The study found some increase in the similarity of participant grids following completion of the CAT chat. A combined principal components analysis of all participants’ grids demonstrated a shift in how the subject of the CAT chat was seen following the session. The shift was consistent with the map developed in the CAT chat sessions. The paper also demonstrated measures of cognitive complexity as well as individual level analysis of repertory grid data. The overall shift in terms of how Patient X was construed as a result of the CAT chat was positive, if limited. The scope for participants to demonstrate change was limited as the solution derived at pre-intervention showed that staff generally saw Patient X in a positive light. A longer term follow-up may demonstrate further changes as the staff use the reformulation developed to work with Patient X.

 

The implementation of CAT reformulation sessions for staff teams is supplemented by staff training. Six of the participants in the current study had attended previous CAT training.

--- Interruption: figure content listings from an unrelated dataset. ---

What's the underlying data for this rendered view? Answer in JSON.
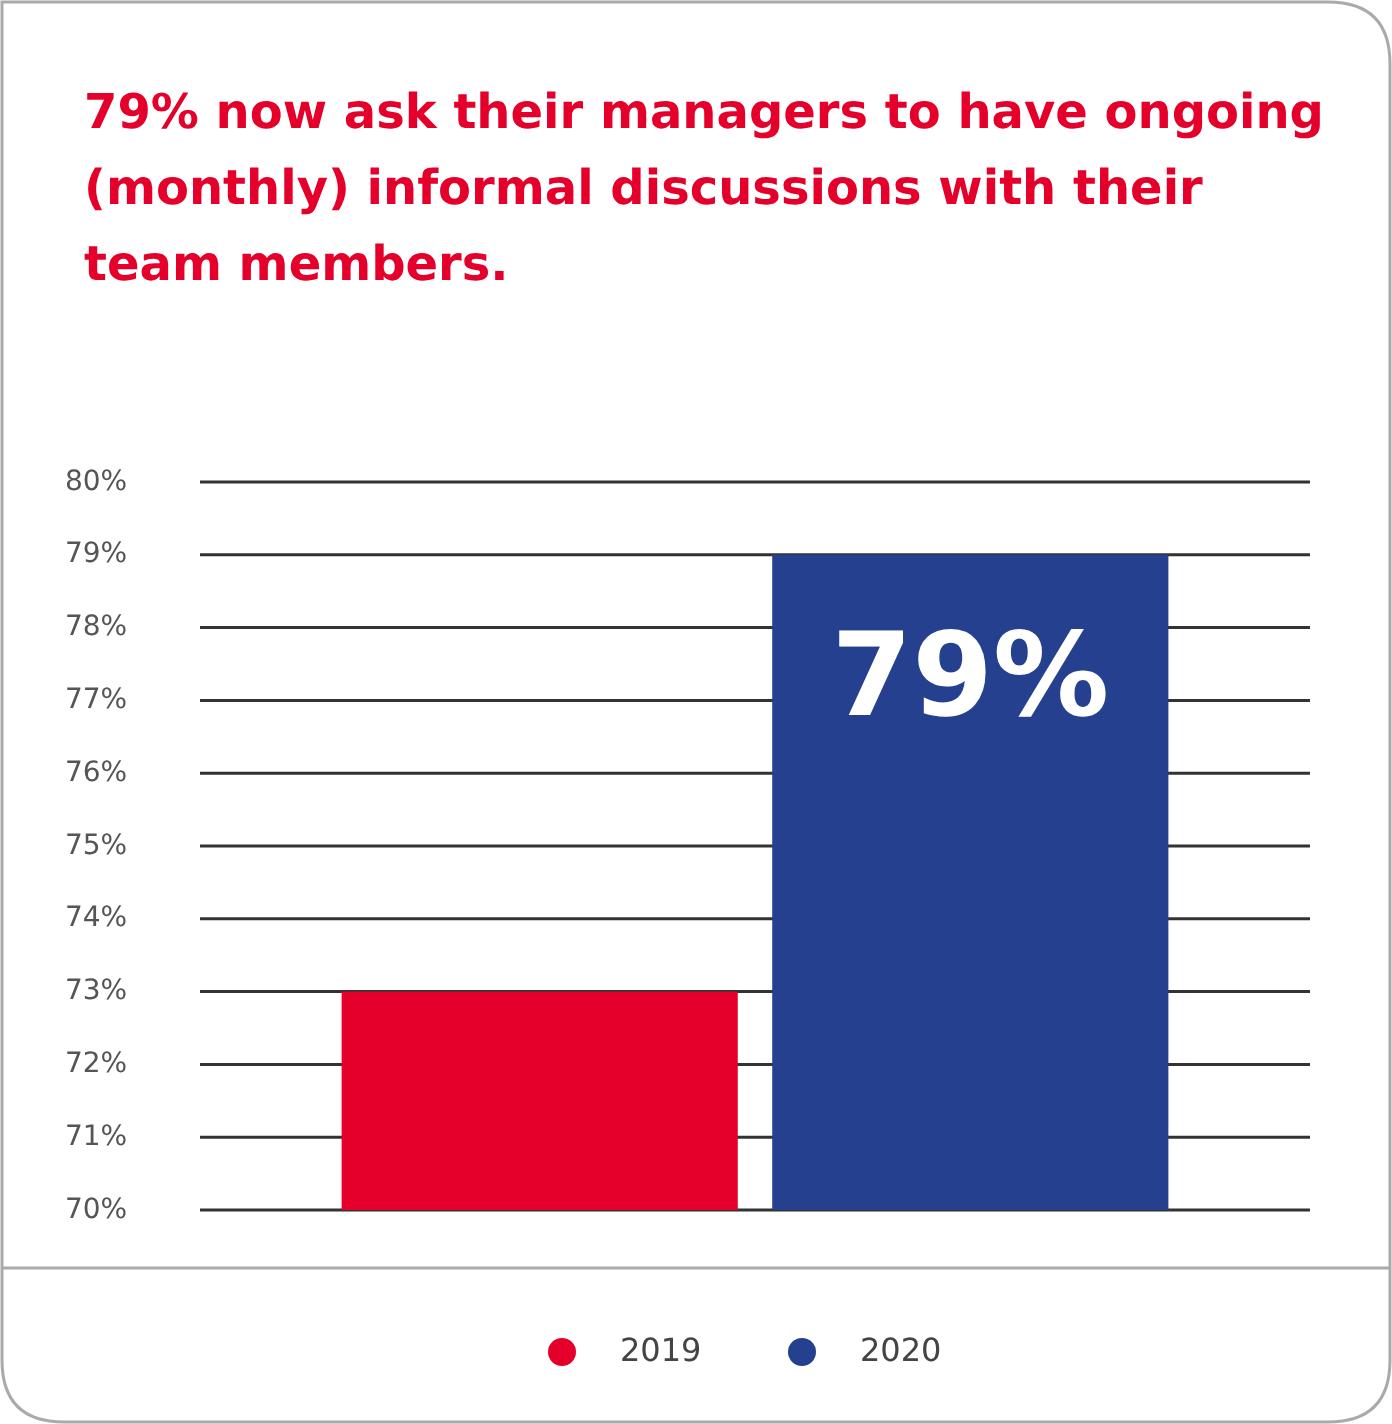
{
  "chart_data": {
    "type": "bar",
    "title": "79% now ask their managers to have ongoing (monthly) informal discussions with their team members.",
    "categories": [
      null
    ],
    "series": [
      {
        "name": "2019",
        "color": "#e4002b",
        "values": [
          73
        ]
      },
      {
        "name": "2020",
        "color": "#24408e",
        "values": [
          79
        ],
        "value_labels": [
          "79%"
        ]
      }
    ],
    "ylim": [
      70,
      80
    ],
    "yticks": [
      {
        "value": 70,
        "label": "70%"
      },
      {
        "value": 71,
        "label": "71%"
      },
      {
        "value": 72,
        "label": "72%"
      },
      {
        "value": 73,
        "label": "73%"
      },
      {
        "value": 74,
        "label": "74%"
      },
      {
        "value": 75,
        "label": "75%"
      },
      {
        "value": 76,
        "label": "76%"
      },
      {
        "value": 77,
        "label": "77%"
      },
      {
        "value": 78,
        "label": "78%"
      },
      {
        "value": 79,
        "label": "79%"
      },
      {
        "value": 80,
        "label": "80%"
      }
    ],
    "grid": "y",
    "legend": "bottom"
  }
}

This prior exposure to CAT informed practice may have influenced the generally positive perception of Patient X prior to the intervention. Further research with staff members with limited CAT exposure may be useful in demonstrating the extent of shift in perspective achievable through this approach.

 

The model used in the current study does not involve the patient directly, and rather focuses on the staff team’s perspective of working with the patient. This approach may have the added benefits of giving staff space to think creatively and express concerns (Summers, 2006). CAT informed reformulation contrasts with training in developing formulations (Minoudis et al., 2013), instead of using a skilled facilitator to draw together the perspectives of the participants in the reformulation sessions. The British Psychological Society (BPS, 2007) highlights the role of formulation in teams as a means to influence a culture towards psychological understandings. CAT informed reformulation sessions, with their explicit relational focus, may be particularly helpful in developing a shared language amongst staff teams and increase psychological understanding of the patient.